Dal servizio nella prima guerra mondiale non riceverà alcun vitalizio, fino alla caduta del fascismo, che riteneva non meritevole di tale riconoscimento questo ex soldato che si era rifiutato di partecipare a quel famoso plotone di esecuzione. Infatti solo più tardi riceverà la pensione e l'onorificenza di cavaliere di Vittorio Veneto, nonché una medaglia “au merite” rilasciatagli dal governo francese. Il figlio Omero, nato nel 1923, completa le scuole elementari a Castelnuovo, frequentando poi il ginnasio a Soliera come collegiale presso i Padri Francescani.
All'età di 18 anni entra nei cantieri O.T.O. Melara come allievo disegnatore. Nel 1942 si arruola in Finanza a La Spezia, per poi passare a Pedrazzo dove completa il corso sciatori. L'8 settembre del '43 viene fatto prigioniero in Jugoslavia dove si trovava con la IIº Armata dei Balcani, e costretto ad entrare nelle file partigiane slave.

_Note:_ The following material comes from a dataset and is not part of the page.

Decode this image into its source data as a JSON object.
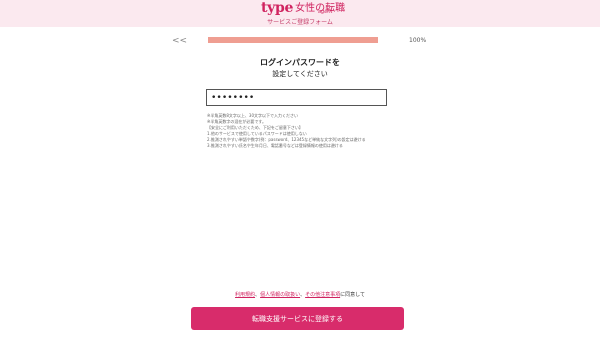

Dopo un continuo succedersi di avvenimenti travagliati che lo vedono nelle file tedesche, poi nella repubblica di Salò e infine nei ranghi partigiani “Osoppo” operanti nel Frulli, riesce a guadagnare il rientro a casa, a Castelnuovo. Ma presto, appena finita la guerra, si presenta al Comando Alleato dove riprende servizio nella Guardia di Finanza interrotto in quel fatidico 8 settembre del '43.
Nel 1948 si congeda a causa di un temuto trasferimento a Trieste (primitiva sede di appartenenza del suo reparto) e dove a quel tempo si profilavano notevoli pericoli per la famosa presenza delle due zone “A” e “B”.
Reinseritosi nella vita civile prosegue la passata attività di disegnatore tecnico presso l'O.T.O. Melara.
Nel 1948 sposa la compaesana Sandra Ponzanelli.
All'inizio degli anni '50, a seguito delle occupazioni operaie del suddetto stabilimento, Omero, stanco delle esperienze negative che lo avevano pesantemente coinvolto nel passato, si ritira a vita privata, lavorando nel negozio - emporio del suocero Ponzanelli Mario dislocato a Palvotrisia.
Nel 1957 nasce il figlio Marco il quale attualmente, con la moglie Manuela Martinelli e le figlie Francesca e Barbara, vive nello stesso stabile dei genitori, nella “Piazza della resistenza coniugale”, così originalmente intitolata da Omero in segno della propria marcata fede antidivorzista al tempo del referendum sul divorzio del 1975.